Check Pointの「Q2 2026 Brand Phishing Report」によると、2026年第2四半期もMicrosoftが最も多く偽装されたブランドの座を維持し、ブランドフィッシング全体の23%を占めました。これにLinkedIn、Google、Apple、Amazonが続き、上位5ブランドだけで同四半期に確認されたブランドフィッシング全体の半数以上を占めています。

ChatGPT Plusの請求を装った偽メール(出典: Check Point)
依然トップはテクノロジー分野、しかし…
ブランドフィッシングは、人々が日常的に認識し利用している信頼できるブランドを悪用する手口です。
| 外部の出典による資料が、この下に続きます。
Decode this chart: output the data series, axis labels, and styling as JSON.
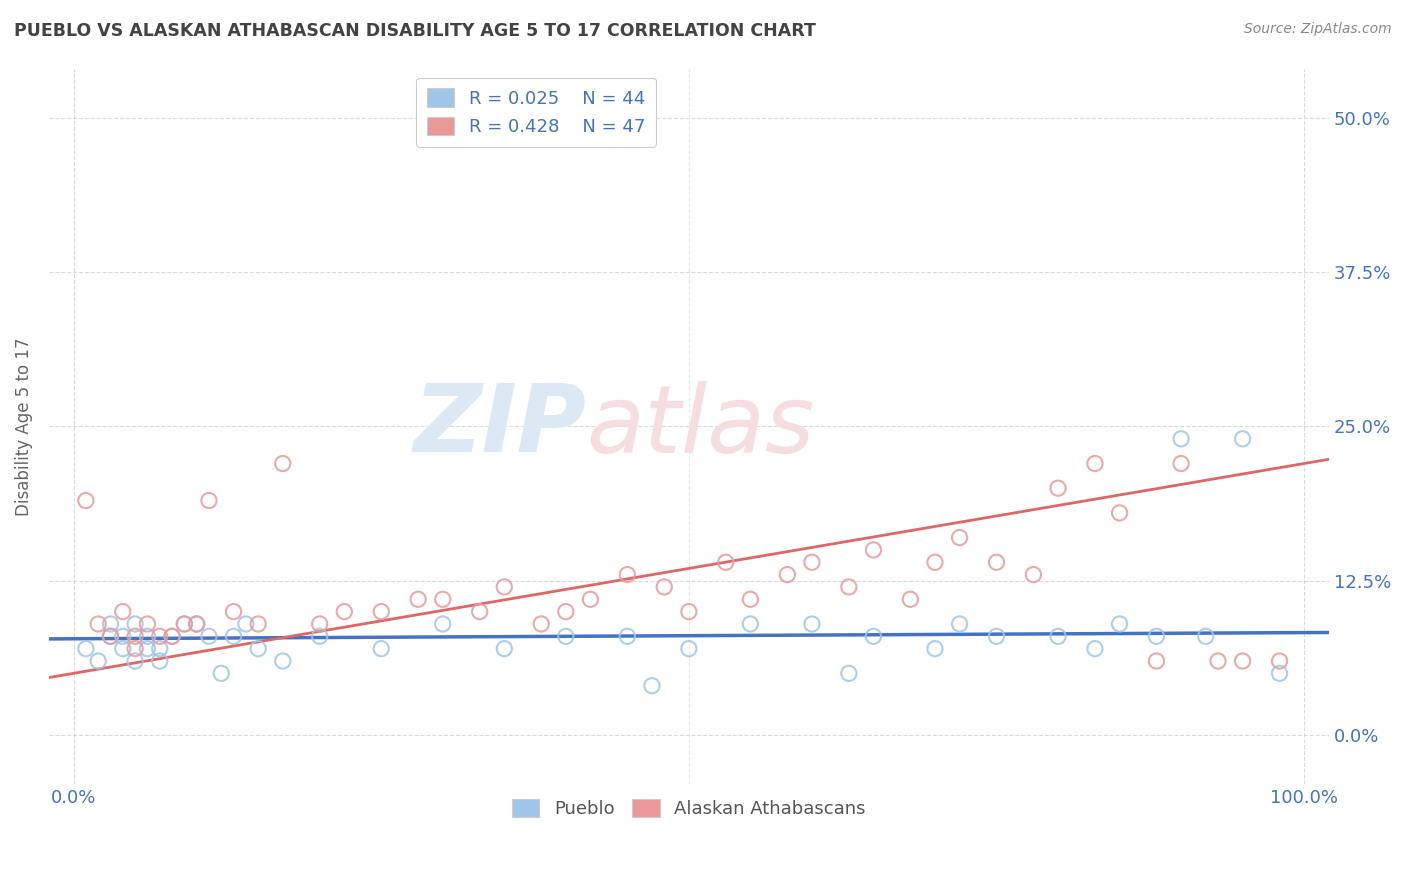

Check Pointによれば、最も偽装されたセクターは引き続きテクノロジー分野で、次いでソーシャルネットワーク、銀行が続きました。これらの業界はユーザーの本人情報、資産、仕事上のつながりを扱っており、攻撃者にとって価値の高い標的であると同時に、もし攻撃が進行中だと気づけば、ユーザーが真っ先に守ろうとするアカウントでもあります。
ChatGPTは今回、最も偽装されたブランド上位10位に初めてランクインしました。Check Pointは、今後の四半期もAIプラットフォームが順位を上げ続けると予想しています。
「AIツールが目新しいものから、何百万人もの人々がサブスクリプションや支払い、業務タスクの管理に日常的に使う存在へと変わるにつれ、銀行や大手テック企業と同様に魅力的な標的になっています」と同社は指摘しています。
フィッシングの見分け方
今四半期に確認されたフィッシングキャンペーンは、一般消費者と組織の両方を標的にしていました。攻撃者は電子メールや偽サイト、あるいはその両方を通じて見慣れた企業になりすまし、ログイン認証情報や決済情報、個人情報の窃取を狙います。
ただし、フィッシングページやメールを見分ける手がかりは通常存在します。ロゴの歪み、機能しないボタンやリンク、偽装対象のブランドと一致しない、あるいは明らかに無関係なドメイン、スペルミスなどです。
これらの中にはすぐに気づけるものもあれば、より入念な確認が必要なものもあります。後者の確認を促すきっかけとなるのが、緊急性をあおるメールです。
「支払いの失敗、セキュリティ警告、必須のアップデートといった通知はすべて、立ち止まって考える前に行動させようとするものであり、それこそが狙いです」とCheck Pointは述べ、攻撃者がロゴやウェブページの作成にAIツールを使う機会が増えるにつれ、「微妙な歪みや矛盾こそが、そのサイトが不正であることを示す確かな手がかりになりつつある」と指摘しています。